If you are using nginx or anything other than Apache, you can skip the next two paragraphs and follow the instructions.

However, some people seem to think that this is a bad idea. As long as you are careful what kind of code you add to Page, you should be able to make a secure website. In the past, this was done for PHP by testing at the top of each included file whether or not the resource was being loaded by a remote browser, or being included in a file (CodeIgniter, Zend, for example). Page doesn't do this, because the entire folder is inaccessible, and also if they did manage to run one of the "class" files, nothing would happen of any significance. Regardless, some people seem to believe that hackers can somehow fool apache2 into ignoring .htaccess files. Page, and its upload capabilities, do not permit this. Also, Page doesn't require eval() to be used for anything, because it doesn't use the same methods to implement MVC as other frameworks (CodeIgniter, Zend, for example).

If you believe the rationale that putting code into an exposed but non-publicly accessible folder is a bad idea, then for you Page can be made more secure by moving it to an offline folder, and exposing only php public endpoints (files you want people to browse to) in your web server folder. I personally don't see the benefit, except that it makes it impossible for you to mess up and not have the .htaccess files in place that you need. One side-effect of doing this is that if you have multiple sites built on Page, and want to maintain a single core, you can use this same method to do so.

To keep Page out-of-scope and in an offline web folder:

  1. Move your Page site to an offline folder
  2. Move your public endpoints to a folder on the web, including the i/ css/ js/ folders
  3. Create a folder in your web folder called 'core'
  4. Create a file in it called Page.php and add one line: include_once '/path/to/page/folder/core/Page.php';

You may have to adjust the first few lines of your actual core/Page.php to reflect this path difference, where you see include_all and include_once related to the core, but it should be fine since at this point it is relative to the included core/Page.php file.

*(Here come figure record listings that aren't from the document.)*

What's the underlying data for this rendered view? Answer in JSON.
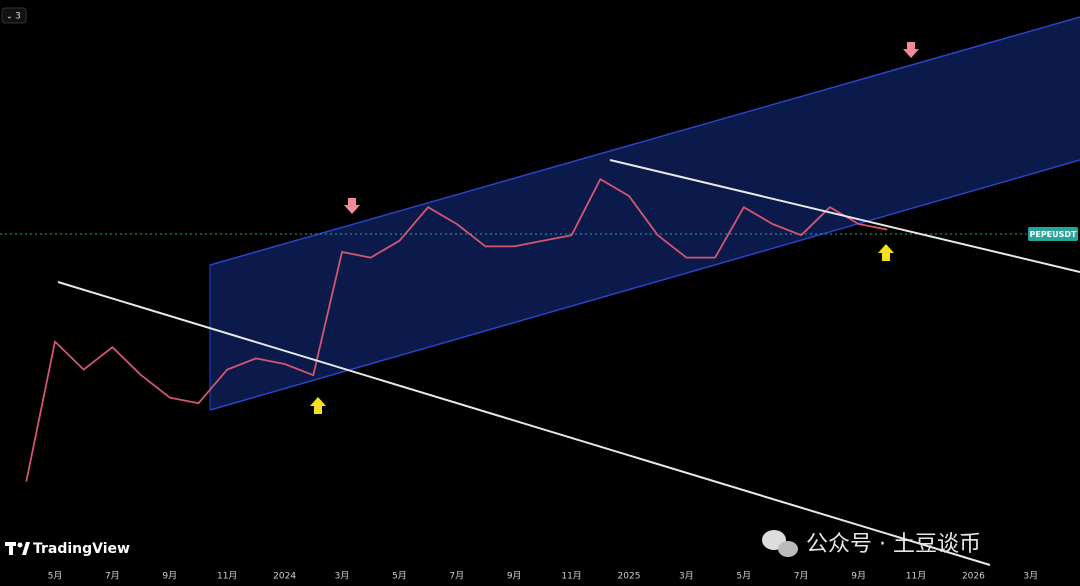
{
  "chart_data": {
    "type": "line",
    "symbol": "PEPEUSDT",
    "badge": "3",
    "brand": "TradingView",
    "watermark": "公众号 · 土豆谈币",
    "categories": [
      null,
      "5月",
      null,
      "7月",
      null,
      "9月",
      null,
      "11月",
      null,
      "2024",
      null,
      "3月",
      null,
      "5月",
      null,
      "7月",
      null,
      "9月",
      null,
      "11月",
      null,
      "2025",
      null,
      "3月",
      null,
      "5月",
      null,
      "7月",
      null,
      "9月",
      null,
      "11月",
      null,
      "2026",
      null,
      "3月"
    ],
    "series": [
      {
        "color": "#d2566e",
        "values": [
          14,
          39,
          34,
          38,
          33,
          29,
          28,
          34,
          36,
          35,
          33,
          55,
          54,
          57,
          63,
          60,
          56,
          56,
          57,
          58,
          68,
          65,
          58,
          54,
          54,
          63,
          60,
          58,
          63,
          60,
          59,
          null,
          null,
          null,
          null,
          null
        ]
      }
    ],
    "ylim": [
      0,
      100
    ]
  }
}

If you've manually included any modules, you'll have to add /path/to/page/folder/

Upcoming features

One day I will further implement Pown, which will facilitate database seeding and schema migration features to make life easier. You will be able to create an entire description of a database in a specialized text file (it will look like class declarations in C++ / Java), and convert that to a JSON tree (which you could also read from a file) and then feed that to a Pown class constructor, and attempt to deploy the database, or migrate it using $orm->Deploy() (where migration will add missing table columns, and modify existing columns detecting the old type first)

Thoughts

As I use Page more and more I find it addicting. Page has an equivalent in the world of Nodejs: Expressjs. Regardless, these old hands still type PHP much faster. I use PHP for internal tools at LostAstronaut.com quite effectively because it is relatively similar to the C++ I've written my Windows game engine in. I'm also working on some other websites that will use it. There is still nothing that feels more powerful than being able to render custom Javascript using PHP, even if it is a syntax nightmare.